Edson Domingues, professor de economia da Universidade Federal de Minas Gerais, ao contrário de Lessa, diz que não vê problemas em o país exportar principalmente produtos primários. Porém, destaca que seria importante o governo ter foco nos efeitos encadeadores internos para a economia nacional que o petróleo do pré-sal pode gerar. “Seria ilógico não explorar recursos naturais onde o país tem vantagens comparativas”, diz. “Mas você poderia garantir que os benefícios dessa exportação e dessa produção fossem mais direcionados para outros setores, outras regiões e criassem mais valor”.
Nos cálculos de David Zylbersztajn, ex-diretor da Agência Nacional de Petróleo (ANP), a exploração do campo de Libra em 15 anos injetará até R$ 1 trilhão na economia brasileira entre venda do petróleo e investimentos necessários. Caso o volume de exportações seja confirmado, ele espera uma enxurrada de dólares no país. “Com isso, fica mais difícil conter uma apreciação cambial, que vai desestimular a atividade de outras indústrias que não a petroquímica”, acredita.
Apesar de dizer que “o Brasil está um pouco vacinado contra oscilações cambiais indesejáveis”, Zylbersztajn acredita que haverá “impacto significativo” no câmbio.

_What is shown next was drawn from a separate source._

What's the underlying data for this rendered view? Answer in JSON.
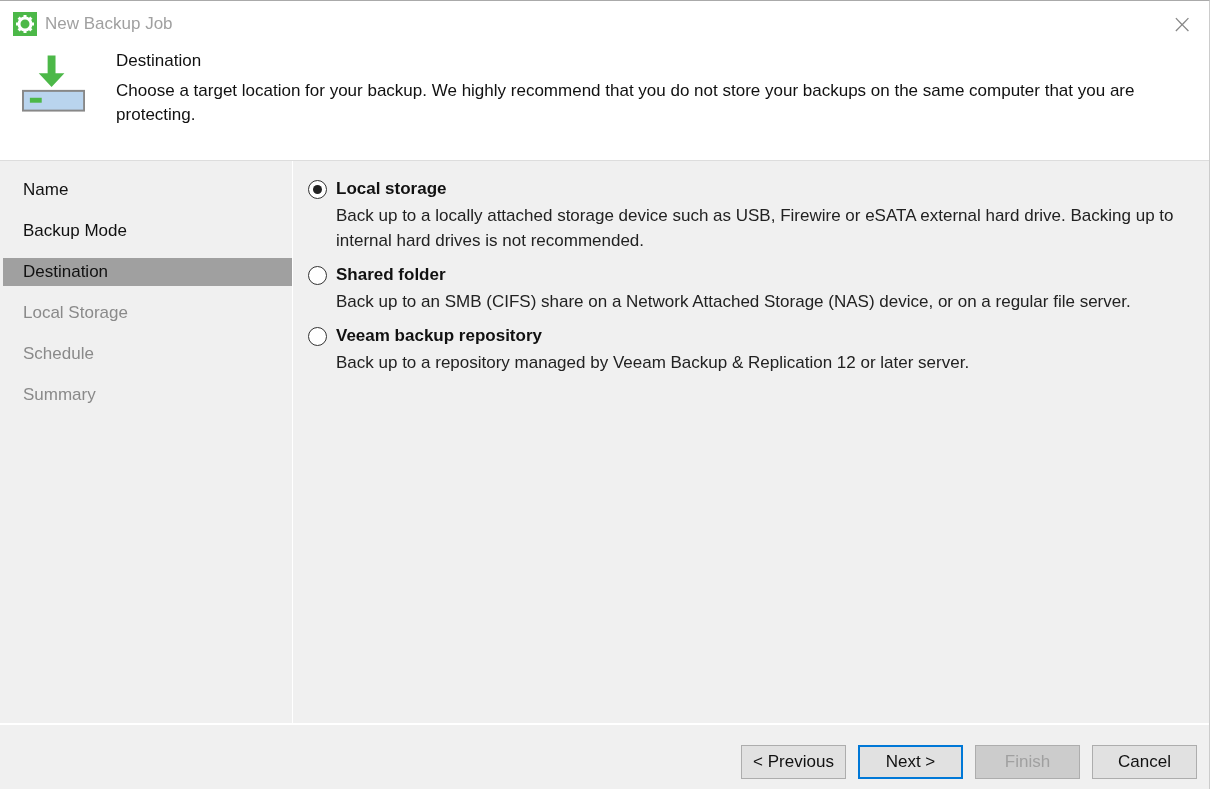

Em recente estudo, Luciano Losekann e Thiago Periard, da Universidade Federal Fluminense (UFF), concluíram que o pré-sal de forma isolada não deve levar a uma pressão tão significativa sobre o câmbio, não tornando o país “um petro-estado”. No entanto, Losekann alerta que além do pré-sal há outras questões na economia brasileira que contribuem para uma pressão sobre o câmbio, como o desempenho exportador de outras commodities brasileiras, especialmente a soja. E aí sim, com o conjunto, “se poderia pensar em doença holandesa”.
Uma política de Estado, de usar parte das divisas garantidas com a exploração do petróleo como subsídio a outras atividades da indústria, é visto como um antídoto para os riscos da doença holandesa. A entrada de dólares do petróleo deve ser acompanhada da manutenção do “peso relativo” da indústria nas compras e vendas externas, na opinião de Fábio Silveira, diretor de pesquisa econômica da GO Associados. “O risco de acomodação em face desse potencial de aumento de receita de petróleo é grande. O superávit na balança comercial e a entrada de dólares podem acomodar tanto o governo como a iniciativa privada, que vai garantir seus mercados”, diz.
Segundo Silveira, o país tem exportado cerca de US$ 20 bilhões de petróleo por ano. Apesar desse resultado, a importação de derivados associada à compra de óleo bruto – boa parte do petróleo ainda extraído no país não é compatível com as refinarias em operação – tem levado a balança comercial do país ao déficit. Com o incremento a partir do pré-sal, as vendas do óleo devem subir, em cinco anos, para cerca de US$ 40 bilhões. Nas suas contas, as quatro refinarias em construção devem reduzir o déficit com a importação de derivados. “Somando a alta das vendas de petróleo e a diminuição da importação de petróleo e derivados, o déficit deve virar superávit de US$ 15 bilhões ao ano no setor”.